Separately, despite the praise that George Stephanopoulos has heaped on the good works of the Clinton Foundation around the globe, only a small portion of the money — perhaps 10 cents on the dollar — collected from donors allegedly goes to charitable endeavors on the ground, according to the Federalist.
“Based on an extensive analysis of the Clinton Foundation’s tax filings, The Federalist found that the organization spent less than 10 percent of its budget on charitable grants in 2013. From 2009 through 2012, it spent less than 15 percent of its budget on charitable grants to other organizations. In 2013, for example, a majority of the Clinton Foundation’s budget was spent on staff salaries, travel, office supplies, and rent.”
In a callback to Stepanopoulous’ reference in this GMA apology about going the extra mile, Daily Beast columnist Lloyd Groves weighed in.
“…It is hard to argue that asking tough questions of a charity’s critic on the air…without bothering to mention that you’ve donated to that charity, is anything other than a serious breach of accepted journalistic standards. Or that letting viewers know about such a potential conflict of interest is ‘going the extra mile.’ Apparently Stephanopoulos still fails to grasp that there is nothing ‘extra’ about what should have been a common-sense disclosure.”
Joe Concha of Mediate reminded everyone yesterday that MSNBC suspended Keith Olbermann for making political donations to Democrats. Concha further maintains that George Stephanopoulos should step down from This Week and that a suspension for a week or two “makes sense.”

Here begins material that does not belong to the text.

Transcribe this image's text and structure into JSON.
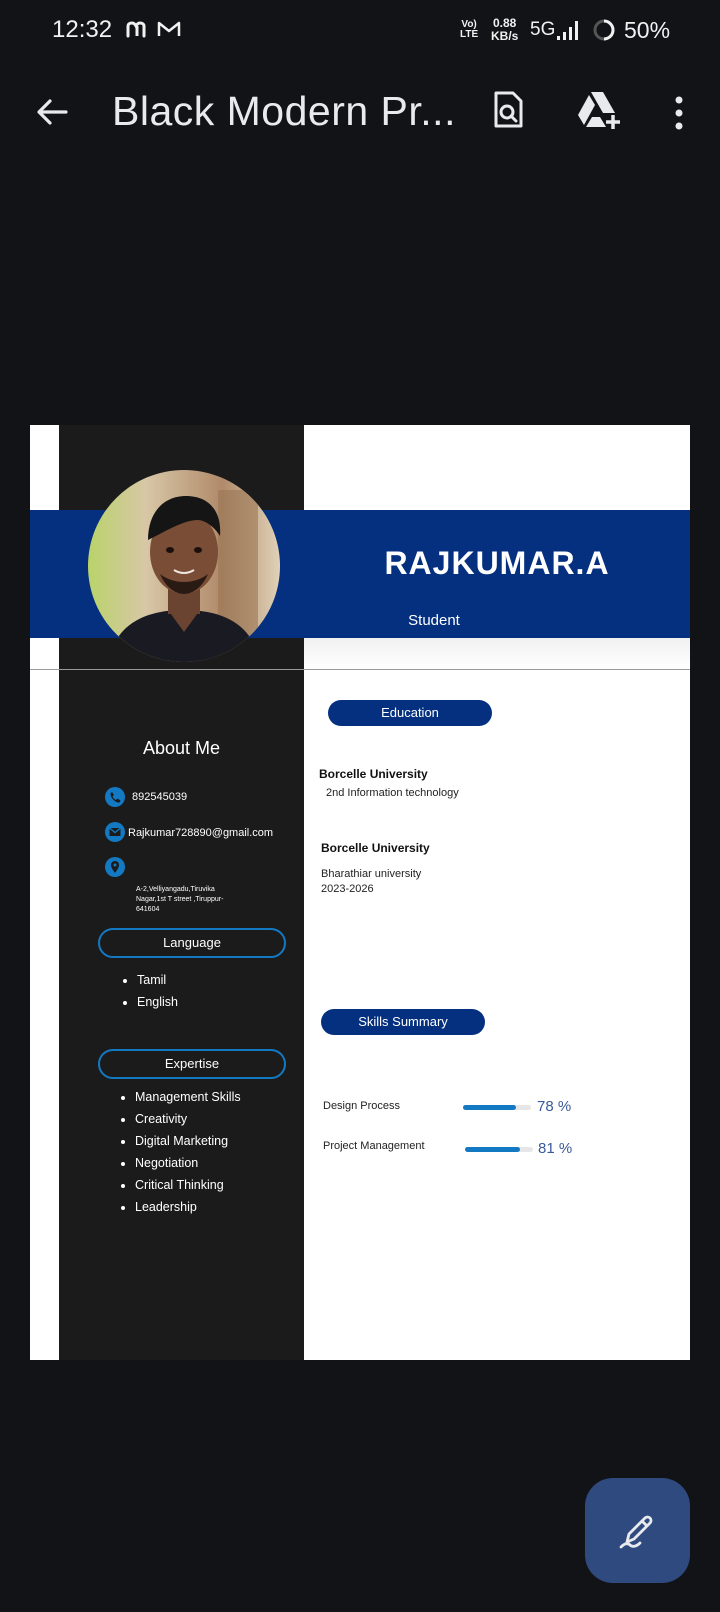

Concha added, “[W]hen ABC News’ chief anchor and host of its Sunday morning political talk show donates to the likely Democratic nominee’s charitable foundation and doesn’t reveal that fact before every interview he does with anyone seen as an enemy or competitor of the Clintons, it’s hiding in clear sight an obvious conflict of interest. “
Perhaps the only person happy about the George Stephanopoulos ethical lapse is Bloomberg political reporter Mark Halperin, whose racially offensive, widely criticized interview with U.S. Senator Ted Cruz has now been pushed out of the headlines.